Ausgabe: 2017/33, Locarno, Film, Festival
14.08.2017 - Markus Vorauer
Die einsame Stimme des Menschen ist der Titel des ersten Spielfilms von Aleksandr Sokurov. Er wurde heuer in der Reihe Locarno70 beim 70.Filmfestival von Locarno am Lago Maggiore in der Schweiz in einer vom Regisseur restaurierten Fassung präsentiert. Diese Reihe, die im Zeichen der siebzigjährigen Festivalgeschichte noch einmal Werke von Filmautoren/-innen vorstellte, deren Karriere durch dieses Festival lanciert wurde, fasst am besten dessen Markenzeichen zusammen, für das es in der internationalen Filmbranche geschätzt wird, nämlich die Entdeckung neuer Stimmen und die Sensibilität für Brüche und Wendungen auch ferner Kulturen.

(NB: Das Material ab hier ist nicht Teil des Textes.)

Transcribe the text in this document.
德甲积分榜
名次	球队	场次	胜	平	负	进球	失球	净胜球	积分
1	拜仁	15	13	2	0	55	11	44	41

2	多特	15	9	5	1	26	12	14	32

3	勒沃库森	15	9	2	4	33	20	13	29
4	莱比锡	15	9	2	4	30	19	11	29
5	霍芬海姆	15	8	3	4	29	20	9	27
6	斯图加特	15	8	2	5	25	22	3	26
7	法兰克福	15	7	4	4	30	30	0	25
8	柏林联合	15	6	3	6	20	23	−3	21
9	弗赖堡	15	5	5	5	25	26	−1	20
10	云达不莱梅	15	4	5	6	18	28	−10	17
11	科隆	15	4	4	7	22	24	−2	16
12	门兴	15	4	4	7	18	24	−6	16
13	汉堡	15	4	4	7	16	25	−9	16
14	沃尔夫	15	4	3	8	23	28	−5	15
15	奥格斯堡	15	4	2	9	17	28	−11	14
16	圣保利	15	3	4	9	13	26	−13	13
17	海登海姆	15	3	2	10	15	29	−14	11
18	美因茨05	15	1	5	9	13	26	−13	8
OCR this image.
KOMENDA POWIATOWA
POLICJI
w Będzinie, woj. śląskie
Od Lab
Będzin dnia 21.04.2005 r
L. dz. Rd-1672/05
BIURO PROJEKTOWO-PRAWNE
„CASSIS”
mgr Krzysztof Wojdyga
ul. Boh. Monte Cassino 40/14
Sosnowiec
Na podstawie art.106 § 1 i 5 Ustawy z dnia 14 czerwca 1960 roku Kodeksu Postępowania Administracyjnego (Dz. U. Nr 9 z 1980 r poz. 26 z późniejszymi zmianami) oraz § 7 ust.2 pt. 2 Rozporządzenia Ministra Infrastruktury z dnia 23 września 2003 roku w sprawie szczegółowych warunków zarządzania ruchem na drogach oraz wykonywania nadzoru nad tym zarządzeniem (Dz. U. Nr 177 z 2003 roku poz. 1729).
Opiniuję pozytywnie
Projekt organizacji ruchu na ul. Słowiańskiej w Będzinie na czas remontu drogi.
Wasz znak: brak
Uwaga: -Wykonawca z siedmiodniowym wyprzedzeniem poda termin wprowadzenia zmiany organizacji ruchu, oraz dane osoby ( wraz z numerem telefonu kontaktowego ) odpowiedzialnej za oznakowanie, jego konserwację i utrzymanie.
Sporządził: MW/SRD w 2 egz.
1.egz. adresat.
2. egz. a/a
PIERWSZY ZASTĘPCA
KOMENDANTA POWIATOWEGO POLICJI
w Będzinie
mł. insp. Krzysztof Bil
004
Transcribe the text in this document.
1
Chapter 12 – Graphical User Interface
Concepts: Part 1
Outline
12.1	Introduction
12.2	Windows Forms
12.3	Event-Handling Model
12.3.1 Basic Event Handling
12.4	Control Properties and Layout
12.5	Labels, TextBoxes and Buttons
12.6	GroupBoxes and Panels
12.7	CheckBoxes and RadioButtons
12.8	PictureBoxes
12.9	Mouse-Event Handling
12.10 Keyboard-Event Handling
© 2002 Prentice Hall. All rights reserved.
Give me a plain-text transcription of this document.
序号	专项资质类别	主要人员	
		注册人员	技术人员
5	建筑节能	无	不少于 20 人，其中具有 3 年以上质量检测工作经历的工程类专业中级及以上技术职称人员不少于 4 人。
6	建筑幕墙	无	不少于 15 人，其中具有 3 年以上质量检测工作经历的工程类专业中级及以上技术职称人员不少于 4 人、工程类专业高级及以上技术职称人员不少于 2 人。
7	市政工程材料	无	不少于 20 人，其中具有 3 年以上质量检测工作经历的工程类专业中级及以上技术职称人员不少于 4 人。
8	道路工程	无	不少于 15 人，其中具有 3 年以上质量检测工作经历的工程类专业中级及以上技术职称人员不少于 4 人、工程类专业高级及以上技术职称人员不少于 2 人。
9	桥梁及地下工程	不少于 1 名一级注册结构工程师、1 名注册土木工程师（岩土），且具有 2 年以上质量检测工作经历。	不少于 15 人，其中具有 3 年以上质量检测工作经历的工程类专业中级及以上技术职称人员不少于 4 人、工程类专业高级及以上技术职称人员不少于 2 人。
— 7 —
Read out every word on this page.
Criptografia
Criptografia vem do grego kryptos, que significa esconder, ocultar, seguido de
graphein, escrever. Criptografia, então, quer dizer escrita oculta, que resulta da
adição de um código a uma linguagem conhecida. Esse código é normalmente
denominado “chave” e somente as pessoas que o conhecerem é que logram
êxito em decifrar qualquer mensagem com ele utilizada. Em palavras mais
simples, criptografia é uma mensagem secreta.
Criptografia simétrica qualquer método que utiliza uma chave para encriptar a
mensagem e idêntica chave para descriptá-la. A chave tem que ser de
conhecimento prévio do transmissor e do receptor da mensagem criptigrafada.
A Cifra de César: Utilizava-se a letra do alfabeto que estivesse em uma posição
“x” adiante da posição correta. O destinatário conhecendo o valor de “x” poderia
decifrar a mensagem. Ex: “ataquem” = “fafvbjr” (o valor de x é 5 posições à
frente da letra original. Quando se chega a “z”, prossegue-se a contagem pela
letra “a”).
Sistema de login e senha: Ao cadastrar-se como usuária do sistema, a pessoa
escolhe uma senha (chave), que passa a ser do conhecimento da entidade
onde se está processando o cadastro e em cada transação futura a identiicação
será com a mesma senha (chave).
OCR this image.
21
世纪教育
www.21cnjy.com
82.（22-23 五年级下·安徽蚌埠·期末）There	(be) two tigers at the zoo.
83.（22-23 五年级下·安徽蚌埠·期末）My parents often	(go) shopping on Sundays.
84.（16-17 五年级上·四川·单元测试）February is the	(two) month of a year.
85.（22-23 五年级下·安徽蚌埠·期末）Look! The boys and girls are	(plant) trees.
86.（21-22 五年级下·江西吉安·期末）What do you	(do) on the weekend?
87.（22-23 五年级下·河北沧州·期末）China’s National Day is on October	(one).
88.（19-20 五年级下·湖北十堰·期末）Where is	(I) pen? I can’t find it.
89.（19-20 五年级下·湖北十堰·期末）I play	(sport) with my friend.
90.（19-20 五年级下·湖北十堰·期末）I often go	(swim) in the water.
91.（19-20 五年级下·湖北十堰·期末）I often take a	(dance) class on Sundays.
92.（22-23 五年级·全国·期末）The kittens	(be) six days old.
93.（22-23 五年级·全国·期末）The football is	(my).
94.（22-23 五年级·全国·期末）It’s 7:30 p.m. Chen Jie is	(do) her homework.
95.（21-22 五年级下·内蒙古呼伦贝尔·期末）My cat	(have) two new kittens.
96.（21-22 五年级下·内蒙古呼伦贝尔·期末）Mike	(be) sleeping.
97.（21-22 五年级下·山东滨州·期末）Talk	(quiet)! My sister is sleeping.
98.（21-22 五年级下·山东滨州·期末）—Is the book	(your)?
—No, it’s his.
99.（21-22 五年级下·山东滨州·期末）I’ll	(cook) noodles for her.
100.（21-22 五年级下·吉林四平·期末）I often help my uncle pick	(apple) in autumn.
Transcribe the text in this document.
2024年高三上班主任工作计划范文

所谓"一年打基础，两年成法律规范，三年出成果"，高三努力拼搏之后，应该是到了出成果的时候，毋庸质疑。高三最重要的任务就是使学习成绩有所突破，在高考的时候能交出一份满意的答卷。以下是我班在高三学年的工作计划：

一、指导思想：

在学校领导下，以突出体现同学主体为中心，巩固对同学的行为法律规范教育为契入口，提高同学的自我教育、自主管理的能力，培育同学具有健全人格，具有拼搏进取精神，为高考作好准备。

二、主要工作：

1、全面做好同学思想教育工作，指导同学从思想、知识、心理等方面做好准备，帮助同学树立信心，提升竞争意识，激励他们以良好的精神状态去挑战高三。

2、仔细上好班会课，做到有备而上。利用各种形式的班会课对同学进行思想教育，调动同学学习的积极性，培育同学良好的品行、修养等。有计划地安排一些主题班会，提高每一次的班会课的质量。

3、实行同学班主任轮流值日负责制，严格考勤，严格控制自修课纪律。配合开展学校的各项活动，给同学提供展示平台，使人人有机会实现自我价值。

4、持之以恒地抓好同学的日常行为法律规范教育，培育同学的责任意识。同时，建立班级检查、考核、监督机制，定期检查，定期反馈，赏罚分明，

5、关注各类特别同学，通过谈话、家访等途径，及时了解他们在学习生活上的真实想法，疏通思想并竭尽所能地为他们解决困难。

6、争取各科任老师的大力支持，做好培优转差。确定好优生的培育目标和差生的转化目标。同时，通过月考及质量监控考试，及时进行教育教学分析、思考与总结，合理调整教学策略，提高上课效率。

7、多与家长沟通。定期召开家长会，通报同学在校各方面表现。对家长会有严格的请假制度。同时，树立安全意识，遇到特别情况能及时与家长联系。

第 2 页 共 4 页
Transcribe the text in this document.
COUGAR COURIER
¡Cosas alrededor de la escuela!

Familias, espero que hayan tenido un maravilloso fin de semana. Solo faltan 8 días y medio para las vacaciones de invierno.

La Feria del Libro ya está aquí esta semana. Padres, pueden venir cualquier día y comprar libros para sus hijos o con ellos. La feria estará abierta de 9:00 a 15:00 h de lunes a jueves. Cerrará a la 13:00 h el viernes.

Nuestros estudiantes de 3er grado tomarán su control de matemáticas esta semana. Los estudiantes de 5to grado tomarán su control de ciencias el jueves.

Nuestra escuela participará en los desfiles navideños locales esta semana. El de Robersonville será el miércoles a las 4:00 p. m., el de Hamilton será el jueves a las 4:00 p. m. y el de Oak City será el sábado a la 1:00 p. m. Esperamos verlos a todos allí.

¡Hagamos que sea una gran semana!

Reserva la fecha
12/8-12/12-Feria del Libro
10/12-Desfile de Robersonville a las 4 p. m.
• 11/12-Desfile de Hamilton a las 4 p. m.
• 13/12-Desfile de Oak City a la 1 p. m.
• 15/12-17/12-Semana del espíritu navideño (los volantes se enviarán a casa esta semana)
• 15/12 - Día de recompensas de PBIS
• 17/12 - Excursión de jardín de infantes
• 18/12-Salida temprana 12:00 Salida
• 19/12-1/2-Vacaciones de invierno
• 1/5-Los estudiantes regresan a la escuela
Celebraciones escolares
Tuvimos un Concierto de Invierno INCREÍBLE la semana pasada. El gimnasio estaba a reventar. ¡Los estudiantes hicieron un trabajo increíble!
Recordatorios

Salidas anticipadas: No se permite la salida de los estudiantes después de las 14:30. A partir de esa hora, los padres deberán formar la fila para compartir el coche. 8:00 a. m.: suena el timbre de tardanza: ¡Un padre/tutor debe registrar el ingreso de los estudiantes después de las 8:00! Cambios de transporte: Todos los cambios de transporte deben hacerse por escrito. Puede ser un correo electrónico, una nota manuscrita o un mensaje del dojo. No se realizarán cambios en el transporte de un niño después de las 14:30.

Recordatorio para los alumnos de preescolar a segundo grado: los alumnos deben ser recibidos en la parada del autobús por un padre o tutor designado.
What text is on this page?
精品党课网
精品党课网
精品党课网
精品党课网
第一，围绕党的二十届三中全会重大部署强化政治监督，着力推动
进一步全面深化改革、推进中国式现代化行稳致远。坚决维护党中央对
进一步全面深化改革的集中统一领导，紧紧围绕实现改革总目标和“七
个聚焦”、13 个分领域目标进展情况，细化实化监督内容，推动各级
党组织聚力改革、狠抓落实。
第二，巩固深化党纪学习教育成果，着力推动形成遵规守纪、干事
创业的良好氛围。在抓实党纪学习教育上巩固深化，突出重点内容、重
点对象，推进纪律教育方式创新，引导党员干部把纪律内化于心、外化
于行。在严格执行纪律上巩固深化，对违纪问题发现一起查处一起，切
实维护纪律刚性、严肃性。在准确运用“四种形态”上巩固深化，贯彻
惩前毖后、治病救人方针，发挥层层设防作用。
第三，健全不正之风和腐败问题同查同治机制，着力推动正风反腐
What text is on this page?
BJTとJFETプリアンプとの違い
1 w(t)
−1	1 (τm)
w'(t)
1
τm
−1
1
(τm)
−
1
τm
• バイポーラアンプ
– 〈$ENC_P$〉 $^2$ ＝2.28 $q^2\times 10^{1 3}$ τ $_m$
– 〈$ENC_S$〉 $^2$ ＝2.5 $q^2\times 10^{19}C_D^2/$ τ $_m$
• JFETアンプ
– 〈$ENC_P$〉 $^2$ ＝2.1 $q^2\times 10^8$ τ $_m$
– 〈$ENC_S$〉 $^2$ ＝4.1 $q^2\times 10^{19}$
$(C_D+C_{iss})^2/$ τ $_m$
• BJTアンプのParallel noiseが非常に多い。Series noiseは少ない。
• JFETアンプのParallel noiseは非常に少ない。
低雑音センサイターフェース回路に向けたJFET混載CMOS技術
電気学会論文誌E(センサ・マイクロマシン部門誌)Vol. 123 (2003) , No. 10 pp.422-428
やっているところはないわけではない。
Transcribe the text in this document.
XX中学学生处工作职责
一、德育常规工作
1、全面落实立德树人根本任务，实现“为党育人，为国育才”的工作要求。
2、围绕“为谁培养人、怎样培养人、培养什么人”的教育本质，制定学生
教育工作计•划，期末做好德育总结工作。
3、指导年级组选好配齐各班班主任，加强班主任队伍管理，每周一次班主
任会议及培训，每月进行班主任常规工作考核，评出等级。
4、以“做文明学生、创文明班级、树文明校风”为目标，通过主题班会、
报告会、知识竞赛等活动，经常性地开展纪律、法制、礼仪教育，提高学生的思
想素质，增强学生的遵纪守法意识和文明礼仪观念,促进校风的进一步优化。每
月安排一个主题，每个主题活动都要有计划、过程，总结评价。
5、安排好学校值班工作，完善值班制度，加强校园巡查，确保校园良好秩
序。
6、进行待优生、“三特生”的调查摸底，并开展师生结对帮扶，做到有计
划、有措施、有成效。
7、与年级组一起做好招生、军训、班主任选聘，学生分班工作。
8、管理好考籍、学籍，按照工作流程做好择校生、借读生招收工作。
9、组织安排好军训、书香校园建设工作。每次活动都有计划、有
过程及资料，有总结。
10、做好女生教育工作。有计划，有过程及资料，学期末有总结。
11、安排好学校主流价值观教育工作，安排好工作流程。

Gleichzeitig ist der Titel dieses Films (ungewollt wahrscheinlich), der die Geschichte eines jungen Kriegsveteranen in den 20er-Jahren in einem entschleunigten Rhythmus von großer Melancholie erzählt, programmatisch für die diesjährige Ausgabe, in der in zahlreichen Filmen die Stimme aus dem Off die Bedeutung der Bilder bestimmt, ja oft auch konterkariert. Wenn der französische Filmtheoretiker Michel Chion von Acousmetre spricht, meint er eine Stimme, die gesichtslos ist, die aus dem Off kommt und daher auch große Macht besitzt.
Zwei Filme aus Österreich beim Festival
Diese Gesichtslosigkeit war die Voraussetzung für den österreichischen Film Sand und Blut von Matthias Krepp und Angelika Spangel, in dem Kriegsflüchtlinge aus dem Irak und Syrien, die in den letzten Jahren nach Österreich kamen, Bildmaterial aus dem Internet kommentieren. Ihre Gesichter durften nicht visualisiert werden, weil noch immer Familienmitglieder in den betreffenden Ländern leben. Diese Youtube-Videos, gefilmt von Aktivisten, Kämpfern und Zivilisten, erzählen von der Zerstörung der Zivilgesellschaften im Irak und in Syrien, sie zeigen Länder, die verwüstet sind, während die Stimmen ein Vorher evozieren, das von den Betroffenen immer wieder als Paradies bezeichnet wird.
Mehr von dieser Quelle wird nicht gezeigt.